Mayor Matt Mahan showed up unannounced at San Pedro Square's World Cup fan zone and was caught in an impromptu interview thanking volunteers — a different register than the ribbon-cutting version of civic pride.

San Pedro Square Market, at 87 N. San Pedro St. in downtown San Jose, has been what organizers call the Bay Area's largest free World Cup fan zone since June 11 — a 39-day run organized by the San Jose Earthquakes, the City of San José, the San José Sports Authority, and the Bay Area Host Committee, stretching through the tournament final on July 19. The flagship screen runs nearly 500 square feet. All 104 matches play here. An Entertainment Zone designation allows to-go drinks beyond the market's usual walls, and a youth Soccer Village fills a corner with face paint and interactive games.

Sometime in that run, Mayor Matt Mahan walked in and found the volunteers. A Reddit user, /u/Low-Promotion-8394, captured the encounter on video and posted it to r/bayarea on Saturday: Mahan in conversation with the people actually running the event, thanking them in what the poster described as an impromptu interview.

It lands a little differently than the version of Mahan that appeared in KTVU coverage before the tournament opened, where he laid out the economics: "Our hotels are full, small businesses are going to benefit." He added something in the same breath that the volunteer moment now gives a bit more texture to: "It's an opportunity for people to experience their city in a new way and build lifelong memories and really be proud of the city they live in."

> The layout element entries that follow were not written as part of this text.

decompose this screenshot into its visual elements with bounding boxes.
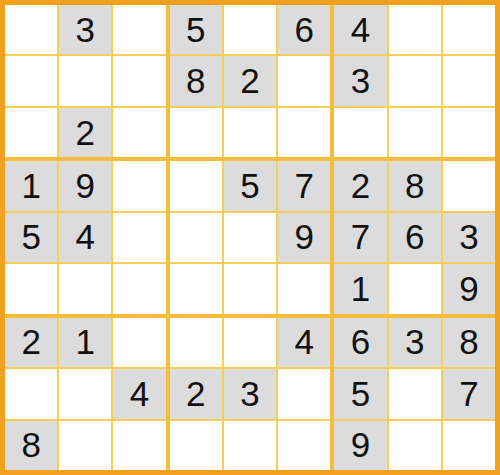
box-1-1: 32 xyxy=(5,5,166,157)
cell-r5c7[interactable]: 7 xyxy=(334,213,386,262)
cell-r8c5[interactable]: 3 xyxy=(224,369,276,418)
cell-r2c9[interactable] xyxy=(443,56,495,105)
cell-r5c5[interactable] xyxy=(224,213,276,262)
cell-r4c2[interactable]: 9 xyxy=(59,161,111,210)
cell-r3c5[interactable] xyxy=(224,108,276,157)
cell-r4c6[interactable]: 7 xyxy=(278,161,330,210)
cell-r9c6[interactable] xyxy=(278,421,330,470)
cell-r7c5[interactable] xyxy=(224,318,276,367)
cell-r8c6[interactable] xyxy=(278,369,330,418)
cell-r2c1[interactable] xyxy=(5,56,57,105)
cell-r5c6[interactable]: 9 xyxy=(278,213,330,262)
cell-r2c2[interactable] xyxy=(59,56,111,105)
cell-r2c7[interactable]: 3 xyxy=(334,56,386,105)
cell-r2c5[interactable]: 2 xyxy=(224,56,276,105)
cell-r6c6[interactable] xyxy=(278,264,330,313)
cell-r1c9[interactable] xyxy=(443,5,495,54)
cell-r7c7[interactable]: 6 xyxy=(334,318,386,367)
cell-r9c5[interactable] xyxy=(224,421,276,470)
cell-r2c3[interactable] xyxy=(113,56,165,105)
cell-r6c2[interactable] xyxy=(59,264,111,313)
cell-r3c9[interactable] xyxy=(443,108,495,157)
cell-r5c2[interactable]: 4 xyxy=(59,213,111,262)
cell-r7c2[interactable]: 1 xyxy=(59,318,111,367)
cell-r4c1[interactable]: 1 xyxy=(5,161,57,210)
cell-r7c9[interactable]: 8 xyxy=(443,318,495,367)
cell-r6c5[interactable] xyxy=(224,264,276,313)
cell-r4c8[interactable]: 8 xyxy=(389,161,441,210)
cell-r4c7[interactable]: 2 xyxy=(334,161,386,210)
cell-r5c1[interactable]: 5 xyxy=(5,213,57,262)
cell-r1c1[interactable] xyxy=(5,5,57,54)
cell-r6c9[interactable]: 9 xyxy=(443,264,495,313)
cell-r6c7[interactable]: 1 xyxy=(334,264,386,313)
cell-r9c9[interactable] xyxy=(443,421,495,470)
cell-r8c4[interactable]: 2 xyxy=(170,369,222,418)
cell-r5c3[interactable] xyxy=(113,213,165,262)
cell-r1c8[interactable] xyxy=(389,5,441,54)
cell-r7c3[interactable] xyxy=(113,318,165,367)
cell-r4c9[interactable] xyxy=(443,161,495,210)
cell-r9c3[interactable] xyxy=(113,421,165,470)
cell-r9c4[interactable] xyxy=(170,421,222,470)
cell-r6c8[interactable] xyxy=(389,264,441,313)
cell-r7c6[interactable]: 4 xyxy=(278,318,330,367)
cell-r1c3[interactable] xyxy=(113,5,165,54)
cell-r4c4[interactable] xyxy=(170,161,222,210)
cell-r8c8[interactable] xyxy=(389,369,441,418)
cell-r3c4[interactable] xyxy=(170,108,222,157)
cell-r7c4[interactable] xyxy=(170,318,222,367)
cell-r5c9[interactable]: 3 xyxy=(443,213,495,262)
cell-r5c4[interactable] xyxy=(170,213,222,262)
box-1-3: 43 xyxy=(334,5,495,157)
cell-r6c4[interactable] xyxy=(170,264,222,313)
cell-r9c7[interactable]: 9 xyxy=(334,421,386,470)
cell-r1c4[interactable]: 5 xyxy=(170,5,222,54)
box-3-1: 2148 xyxy=(5,318,166,470)
cell-r3c3[interactable] xyxy=(113,108,165,157)
box-3-2: 423 xyxy=(170,318,331,470)
cell-r2c8[interactable] xyxy=(389,56,441,105)
cell-r3c1[interactable] xyxy=(5,108,57,157)
cell-r3c2[interactable]: 2 xyxy=(59,108,111,157)
box-2-2: 579 xyxy=(170,161,331,313)
cell-r7c1[interactable]: 2 xyxy=(5,318,57,367)
cell-r8c1[interactable] xyxy=(5,369,57,418)
cell-r1c2[interactable]: 3 xyxy=(59,5,111,54)
cell-r9c1[interactable]: 8 xyxy=(5,421,57,470)
cell-r6c3[interactable] xyxy=(113,264,165,313)
cell-r3c6[interactable] xyxy=(278,108,330,157)
cell-r8c2[interactable] xyxy=(59,369,111,418)
box-2-1: 1954 xyxy=(5,161,166,313)
cell-r6c1[interactable] xyxy=(5,264,57,313)
box-1-2: 5682 xyxy=(170,5,331,157)
cell-r8c9[interactable]: 7 xyxy=(443,369,495,418)
cell-r5c8[interactable]: 6 xyxy=(389,213,441,262)
sudoku-board: 32568243195457928763192148423638579 xyxy=(0,0,500,475)
cell-r1c6[interactable]: 6 xyxy=(278,5,330,54)
cell-r1c5[interactable] xyxy=(224,5,276,54)
box-2-3: 2876319 xyxy=(334,161,495,313)
cell-r9c2[interactable] xyxy=(59,421,111,470)
cell-r7c8[interactable]: 3 xyxy=(389,318,441,367)
cell-r4c3[interactable] xyxy=(113,161,165,210)
cell-r4c5[interactable]: 5 xyxy=(224,161,276,210)
cell-r8c3[interactable]: 4 xyxy=(113,369,165,418)
cell-r2c4[interactable]: 8 xyxy=(170,56,222,105)
cell-r8c7[interactable]: 5 xyxy=(334,369,386,418)
cell-r9c8[interactable] xyxy=(389,421,441,470)
cell-r1c7[interactable]: 4 xyxy=(334,5,386,54)
box-3-3: 638579 xyxy=(334,318,495,470)
cell-r2c6[interactable] xyxy=(278,56,330,105)
cell-r3c8[interactable] xyxy=(389,108,441,157)
cell-r3c7[interactable] xyxy=(334,108,386,157)
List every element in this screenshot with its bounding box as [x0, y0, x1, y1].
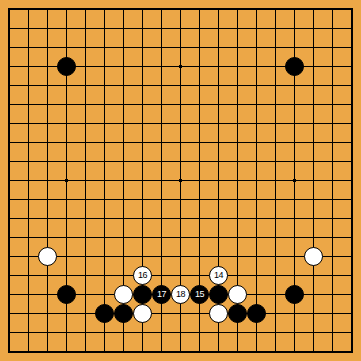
stone-white-M3 [209, 304, 228, 323]
stone-white-R6 [304, 247, 323, 266]
stone-black-O3 [247, 304, 266, 323]
stone-white-H5: 16 [133, 266, 152, 285]
stone-black-Q16 [285, 57, 304, 76]
stone-black-M4 [209, 285, 228, 304]
stone-white-H3 [133, 304, 152, 323]
stone-black-D16 [57, 57, 76, 76]
stone-black-N3 [228, 304, 247, 323]
stone-black-G3 [114, 304, 133, 323]
stone-black-J4: 17 [152, 285, 171, 304]
stone-black-H4 [133, 285, 152, 304]
stone-black-D4 [57, 285, 76, 304]
stone-white-G4 [114, 285, 133, 304]
move-number-label: 16 [138, 271, 147, 280]
stone-black-Q4 [285, 285, 304, 304]
stone-white-K4: 18 [171, 285, 190, 304]
stone-white-C6 [38, 247, 57, 266]
move-number-label: 15 [195, 290, 204, 299]
move-number-label: 17 [157, 290, 166, 299]
stone-black-L4: 15 [190, 285, 209, 304]
stone-white-M5: 14 [209, 266, 228, 285]
stone-white-N4 [228, 285, 247, 304]
move-number-label: 14 [214, 271, 223, 280]
go-board-diagram: 1614171815 [0, 0, 361, 361]
board-stones: 1614171815 [0, 0, 361, 361]
move-number-label: 18 [176, 290, 185, 299]
stone-black-F3 [95, 304, 114, 323]
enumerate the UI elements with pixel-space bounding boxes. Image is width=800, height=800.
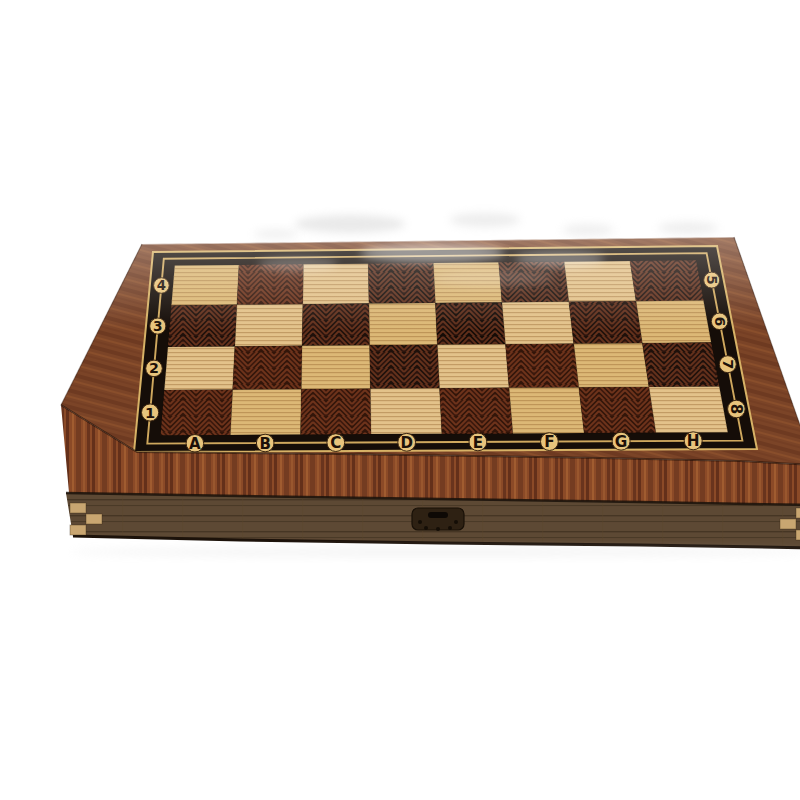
latch [412, 508, 464, 531]
latch-screw [418, 520, 422, 524]
latch-screw [424, 526, 428, 530]
chess-case-photo: ABCDEFGH43215678 [40, 16, 800, 800]
gloss-highlight [360, 243, 504, 263]
finger-joint-tooth [796, 508, 800, 518]
latch-screw [448, 526, 452, 530]
latch-screw [436, 527, 440, 531]
gloss-highlight [258, 257, 338, 271]
background-reflection [658, 222, 718, 234]
background-reflection [254, 229, 298, 239]
latch-screw [454, 520, 458, 524]
background-reflection [295, 215, 405, 233]
latch-slot [428, 512, 448, 518]
background-reflection [450, 213, 520, 227]
finger-joint-tooth [86, 514, 102, 524]
background-reflection [562, 224, 614, 236]
finger-joint-tooth [796, 530, 800, 540]
gloss-sheen [61, 237, 800, 465]
gloss-highlight [515, 251, 605, 267]
gloss-highlight [432, 269, 552, 287]
board-photo-svg: ABCDEFGH43215678 [40, 16, 800, 800]
chess-case-scene: ABCDEFGH43215678 [40, 16, 800, 800]
finger-joint-tooth [70, 525, 86, 535]
ground-shadow [70, 547, 800, 557]
finger-joint-tooth [780, 519, 796, 529]
finger-joint-tooth [70, 503, 86, 513]
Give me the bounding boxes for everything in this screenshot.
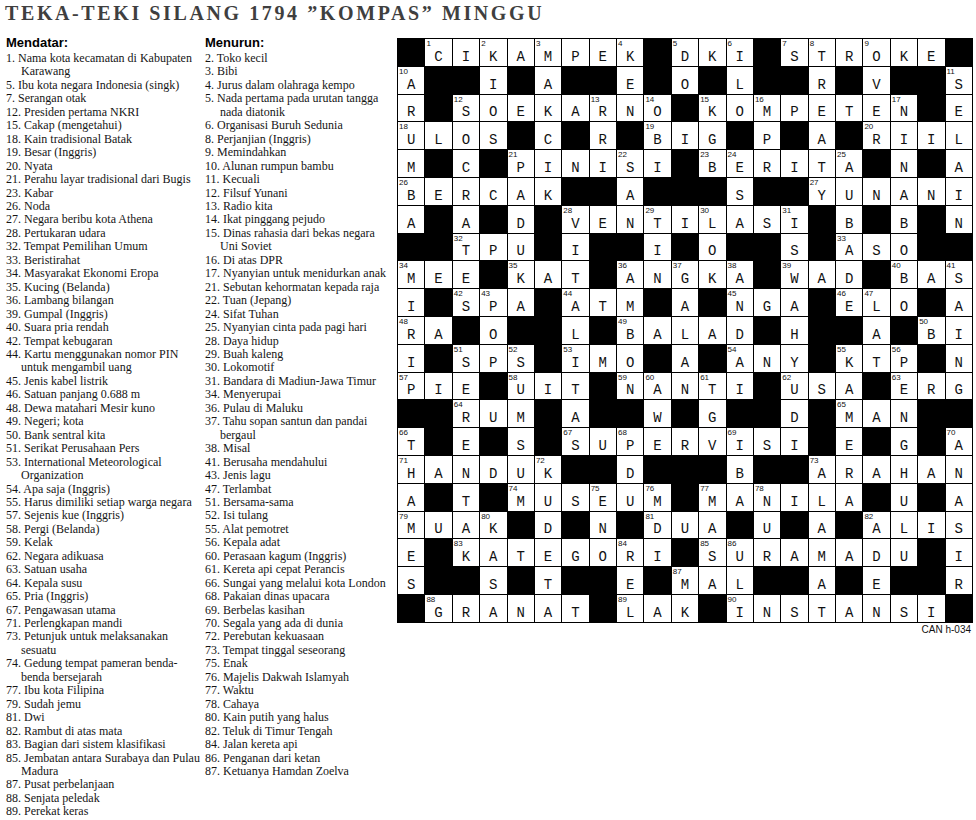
grid-cell-black	[508, 67, 535, 95]
grid-cell: T	[508, 539, 535, 567]
cell-letter: A	[398, 495, 424, 509]
grid-cell: E	[590, 206, 617, 234]
clue-number: 83	[454, 539, 463, 548]
cell-letter: R	[809, 78, 835, 92]
grid-cell-black	[590, 456, 617, 484]
down-clue-list: 2. Toko kecil3. Bibi4. Jurus dalam olahr…	[205, 52, 395, 778]
cell-letter: E	[535, 550, 561, 564]
clue-number: 12	[454, 95, 463, 104]
clue-item: 70. Segala yang ada di dunia	[205, 617, 395, 630]
clue-item: 39. Gumpal (Inggris)	[6, 308, 200, 321]
grid-cell: A	[562, 400, 589, 428]
grid-cell-black	[672, 539, 699, 567]
grid-cell: G	[699, 400, 726, 428]
grid-cell-black	[562, 512, 589, 540]
grid-cell: S	[863, 234, 890, 262]
cell-letter: E	[836, 300, 862, 314]
grid-cell: L	[727, 67, 754, 95]
grid-cell: 52S	[508, 345, 535, 373]
grid-cell: 2K	[480, 39, 507, 67]
grid-cell-black	[809, 317, 836, 345]
clue-item: 88. Senjata peledak	[6, 792, 200, 805]
grid-cell: R	[398, 95, 425, 123]
clue-item: 52. Isi tulang	[205, 509, 395, 522]
cell-letter: A	[836, 383, 862, 397]
grid-cell: S	[754, 206, 781, 234]
clue-item: 73. Petunjuk untuk melaksanakan sesuatu	[6, 630, 200, 657]
grid-cell-black	[535, 400, 562, 428]
cell-letter: U	[781, 383, 807, 397]
grid-cell: S	[398, 567, 425, 595]
cell-letter: D	[863, 550, 889, 564]
grid-cell: 7S	[781, 39, 808, 67]
cell-letter: K	[699, 105, 725, 119]
grid-cell: R	[946, 567, 973, 595]
cell-letter: B	[644, 133, 670, 147]
grid-cell: 72K	[535, 456, 562, 484]
cell-letter: T	[836, 105, 862, 119]
clue-number: 18	[399, 122, 408, 131]
grid-cell: E	[863, 567, 890, 595]
cell-letter: S	[480, 578, 506, 592]
grid-cell: 69I	[727, 428, 754, 456]
clue-number: 25	[837, 150, 846, 159]
cell-letter: T	[398, 439, 424, 453]
cell-letter: P	[480, 300, 506, 314]
grid-cell-black	[480, 150, 507, 178]
grid-cell-black	[398, 400, 425, 428]
cell-letter: S	[891, 606, 917, 620]
grid-cell-black	[727, 122, 754, 150]
clue-item: 73. Tempat tinggal seseorang	[205, 644, 395, 657]
grid-cell: I	[918, 512, 945, 540]
cell-letter: N	[617, 217, 643, 231]
grid-cell: I	[425, 373, 452, 401]
grid-cell-black	[863, 484, 890, 512]
clue-number: 61	[700, 373, 709, 382]
cell-letter: D	[727, 328, 753, 342]
cell-letter: A	[535, 272, 561, 286]
grid-cell-black	[617, 122, 644, 150]
clue-item: 65. Pria (Inggris)	[6, 590, 200, 603]
grid-cell: A	[863, 456, 890, 484]
cell-letter: A	[535, 606, 561, 620]
grid-cell: D	[727, 317, 754, 345]
clue-item: 37. Tahu sopan santun dan pandai bergaul	[205, 415, 395, 442]
grid-cell: A	[453, 206, 480, 234]
clue-item: 62. Negara adikuasa	[6, 550, 200, 563]
cell-letter: T	[809, 50, 835, 64]
grid-cell: S	[508, 428, 535, 456]
grid-cell-black	[699, 456, 726, 484]
cell-letter: E	[453, 439, 479, 453]
clue-item: 83. Bagian dari sistem klasifikasi	[6, 738, 200, 751]
grid-cell: M	[590, 345, 617, 373]
grid-cell-black	[425, 428, 452, 456]
cell-letter: K	[453, 550, 479, 564]
cell-letter: W	[644, 411, 670, 425]
grid-cell: 36A	[617, 261, 644, 289]
cell-letter: O	[891, 244, 917, 258]
grid-cell: 24E	[727, 150, 754, 178]
grid-cell: E	[590, 39, 617, 67]
cell-letter: A	[562, 105, 588, 119]
grid-cell: I	[644, 539, 671, 567]
grid-cell: 19B	[644, 122, 671, 150]
grid-cell: E	[508, 95, 535, 123]
grid-cell-black	[754, 234, 781, 262]
grid-cell: 34M	[398, 261, 425, 289]
grid-cell: A	[891, 178, 918, 206]
grid-cell-black	[480, 261, 507, 289]
clue-number: 29	[645, 206, 654, 215]
clue-item: 21. Perahu layar tradisional dari Bugis	[6, 173, 200, 186]
cell-letter: O	[590, 550, 616, 564]
clue-item: 7. Serangan otak	[6, 92, 200, 105]
cell-letter: G	[946, 383, 972, 397]
clue-number: 90	[728, 595, 737, 604]
grid-cell: S	[781, 595, 808, 623]
clue-number: 80	[481, 512, 490, 521]
grid-cell: 42S	[453, 289, 480, 317]
grid-cell-black	[617, 512, 644, 540]
grid-cell: I	[535, 373, 562, 401]
cell-letter: A	[425, 467, 451, 481]
cell-letter: M	[398, 522, 424, 536]
cell-letter: S	[946, 522, 972, 536]
cell-letter: R	[590, 105, 616, 119]
grid-cell: 6I	[727, 39, 754, 67]
cell-letter: V	[863, 78, 889, 92]
grid-cell-black	[918, 206, 945, 234]
clue-number: 6	[728, 39, 732, 48]
grid-cell: 53I	[562, 345, 589, 373]
grid-cell: R	[672, 428, 699, 456]
grid-cell: N	[562, 150, 589, 178]
clue-number: 85	[700, 539, 709, 548]
grid-cell-black	[617, 400, 644, 428]
grid-cell-black	[425, 150, 452, 178]
grid-cell: U	[672, 512, 699, 540]
grid-cell: E	[918, 39, 945, 67]
cell-letter: I	[644, 244, 670, 258]
grid-cell: 79M	[398, 512, 425, 540]
grid-cell-black	[781, 122, 808, 150]
cell-letter: A	[918, 467, 944, 481]
cell-letter: D	[535, 522, 561, 536]
cell-letter: S	[480, 133, 506, 147]
grid-cell: N	[590, 512, 617, 540]
grid-cell-black	[590, 595, 617, 623]
grid-cell: O	[590, 539, 617, 567]
grid-cell-black	[590, 567, 617, 595]
cell-letter: T	[590, 300, 616, 314]
cell-letter: R	[754, 550, 780, 564]
cell-letter: I	[781, 161, 807, 175]
cell-letter: A	[863, 467, 889, 481]
cell-letter: D	[644, 522, 670, 536]
grid-cell-black	[398, 39, 425, 67]
clue-number: 5	[673, 39, 677, 48]
cell-letter: L	[425, 133, 451, 147]
clue-item: 54. Apa saja (Inggris)	[6, 483, 200, 496]
cell-letter: A	[699, 328, 725, 342]
cell-letter: N	[562, 161, 588, 175]
clue-number: 35	[509, 261, 518, 270]
cell-letter: D	[781, 411, 807, 425]
clue-number: 69	[728, 428, 737, 437]
grid-cell: 46E	[836, 289, 863, 317]
grid-cell: I	[535, 150, 562, 178]
cell-letter: N	[590, 522, 616, 536]
grid-cell: 43P	[480, 289, 507, 317]
clue-item: 55. Harus dimiliki setiap warga negara	[6, 496, 200, 509]
grid-cell: A	[398, 484, 425, 512]
cell-letter: U	[617, 495, 643, 509]
grid-cell-black	[809, 289, 836, 317]
grid-cell-black	[535, 289, 562, 317]
grid-cell: A	[398, 206, 425, 234]
cell-letter: R	[453, 189, 479, 203]
clue-item: 41. Berusaha mendahului	[205, 456, 395, 469]
clue-item: 24. Sifat Tuhan	[205, 308, 395, 321]
grid-cell: I	[946, 317, 973, 345]
clue-number: 54	[728, 345, 737, 354]
cell-letter: K	[535, 189, 561, 203]
cell-letter: M	[699, 495, 725, 509]
cell-letter: U	[508, 383, 534, 397]
cell-letter: E	[946, 105, 972, 119]
cell-letter: I	[453, 50, 479, 64]
grid-cell-black	[508, 567, 535, 595]
cell-letter: I	[781, 217, 807, 231]
grid-cell: I	[672, 206, 699, 234]
grid-cell: V	[863, 67, 890, 95]
clue-item: 71. Perlengkapan mandi	[6, 617, 200, 630]
grid-cell: S	[891, 595, 918, 623]
cell-letter: U	[891, 550, 917, 564]
grid-cell: T	[590, 289, 617, 317]
grid-cell: P	[480, 345, 507, 373]
grid-cell: 21P	[508, 150, 535, 178]
cell-letter: M	[617, 300, 643, 314]
cell-letter: A	[480, 606, 506, 620]
grid-cell: A	[644, 317, 671, 345]
cell-letter: U	[891, 495, 917, 509]
grid-cell-black	[480, 484, 507, 512]
cell-letter: I	[535, 161, 561, 175]
cell-letter: A	[836, 550, 862, 564]
cell-letter: M	[836, 411, 862, 425]
grid-cell-black	[644, 567, 671, 595]
grid-cell: I	[781, 484, 808, 512]
grid-cell-black	[754, 178, 781, 206]
clue-item: 53. International Meteorological Organiz…	[6, 456, 200, 483]
cell-letter: A	[508, 50, 534, 64]
grid-cell: E	[946, 95, 973, 123]
cell-letter: S	[562, 495, 588, 509]
clue-number: 65	[837, 400, 846, 409]
grid-cell: 26B	[398, 178, 425, 206]
clue-number: 74	[509, 484, 518, 493]
grid-cell: 41S	[946, 261, 973, 289]
cell-letter: E	[727, 161, 753, 175]
grid-cell: 25A	[836, 150, 863, 178]
grid-cell-black	[672, 234, 699, 262]
clue-item: 43. Jenis lagu	[205, 469, 395, 482]
cell-letter: A	[946, 300, 972, 314]
cell-letter: S	[453, 300, 479, 314]
grid-cell-black	[590, 178, 617, 206]
grid-cell-black	[891, 67, 918, 95]
cell-letter: A	[836, 161, 862, 175]
cell-letter: N	[918, 189, 944, 203]
grid-cell-black	[809, 206, 836, 234]
clue-item: 64. Kepala susu	[6, 577, 200, 590]
cell-letter: M	[754, 105, 780, 119]
grid-cell-black	[425, 345, 452, 373]
grid-cell: I	[562, 234, 589, 262]
grid-cell: 20R	[863, 122, 890, 150]
cell-letter: O	[891, 300, 917, 314]
grid-cell-black	[425, 67, 452, 95]
clue-item: 10. Alunan rumpun bambu	[205, 160, 395, 173]
grid-cell: A	[863, 317, 890, 345]
grid-cell: L	[946, 122, 973, 150]
clue-number: 43	[481, 289, 490, 298]
cell-letter: V	[699, 439, 725, 453]
cell-letter: S	[508, 439, 534, 453]
clue-item: 15. Cakap (mengetahui)	[6, 119, 200, 132]
cell-letter: D	[617, 467, 643, 481]
clue-item: 5. Nada pertama pada urutan tangga nada …	[205, 92, 395, 119]
grid-cell: O	[672, 67, 699, 95]
grid-cell: G	[562, 539, 589, 567]
cell-letter: P	[617, 439, 643, 453]
cell-letter: N	[863, 606, 889, 620]
cell-letter: K	[699, 50, 725, 64]
cell-letter: S	[398, 578, 424, 592]
cell-letter: P	[754, 133, 780, 147]
grid-cell: 18U	[398, 122, 425, 150]
grid-cell-black	[863, 150, 890, 178]
clue-number: 79	[399, 512, 408, 521]
clue-item: 56. Kepala adat	[205, 536, 395, 549]
clue-number: 49	[618, 317, 627, 326]
cell-letter: L	[617, 606, 643, 620]
cell-letter: S	[562, 439, 588, 453]
grid-cell: 1C	[425, 39, 452, 67]
cell-letter: P	[398, 383, 424, 397]
grid-cell: N	[508, 595, 535, 623]
grid-cell: U	[480, 400, 507, 428]
grid-cell: S	[781, 234, 808, 262]
grid-cell-black	[508, 317, 535, 345]
grid-cell-black	[644, 345, 671, 373]
grid-cell: E	[863, 95, 890, 123]
cell-letter: K	[836, 356, 862, 370]
clue-number: 78	[755, 484, 764, 493]
grid-cell: O	[617, 345, 644, 373]
grid-cell: A	[918, 456, 945, 484]
grid-cell-black	[590, 400, 617, 428]
grid-cell: R	[918, 373, 945, 401]
clue-item: 28. Daya hidup	[205, 335, 395, 348]
grid-cell: K	[535, 95, 562, 123]
cell-letter: A	[508, 300, 534, 314]
clue-item: 3. Bibi	[205, 65, 395, 78]
cell-letter: N	[891, 411, 917, 425]
grid-cell: 14O	[644, 95, 671, 123]
clue-item: 34. Masyarakat Ekonomi Eropa	[6, 267, 200, 280]
grid-cell: 76M	[644, 484, 671, 512]
clue-item: 22. Tuan (Jepang)	[205, 294, 395, 307]
grid-cell-black	[918, 428, 945, 456]
cell-letter: E	[863, 578, 889, 592]
clue-item: 23. Kabar	[6, 187, 200, 200]
clue-number: 7	[782, 39, 786, 48]
grid-cell: B	[836, 206, 863, 234]
grid-cell: 61T	[699, 373, 726, 401]
grid-cell: D	[863, 539, 890, 567]
clue-number: 52	[509, 345, 518, 354]
cell-letter: P	[781, 105, 807, 119]
clue-item: 77. Ibu kota Filipina	[6, 684, 200, 697]
grid-cell: A	[809, 261, 836, 289]
cell-letter: P	[508, 161, 534, 175]
grid-cell: K	[699, 261, 726, 289]
grid-cell: A	[617, 178, 644, 206]
grid-cell: A	[836, 484, 863, 512]
grid-cell: P	[562, 39, 589, 67]
grid-cell: T	[809, 150, 836, 178]
grid-cell-black	[672, 178, 699, 206]
grid-cell: E	[453, 428, 480, 456]
cell-letter: A	[836, 495, 862, 509]
clue-number: 44	[563, 289, 572, 298]
clue-number: 57	[399, 373, 408, 382]
cell-letter: G	[754, 300, 780, 314]
grid-cell: G	[754, 289, 781, 317]
cell-letter: E	[891, 383, 917, 397]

The attendance has been substantial. ABC7 tracked more than 100,000 visitors through the square in the opening week. Thursday's Turkey-Paraguay watch party drew approximately 30,000, the biggest single-night crowd the plaza has seen, according to earlier Dissent reporting.

San Pedro Square has held markets, concerts, and local-team gatherings for years. It's a downtown footprint suited for exactly this kind of activation — open-air, food-vendor-dense, walkable from downtown hotels. The World Cup has stretched that scale to nine weeks and loaded it with match after match. The volunteers are the ones who set up the chairs and check the wristbands each time before the crowd arrives.

The next match is already scheduled at 87 N. San Pedro St. Someone is already getting ready for it.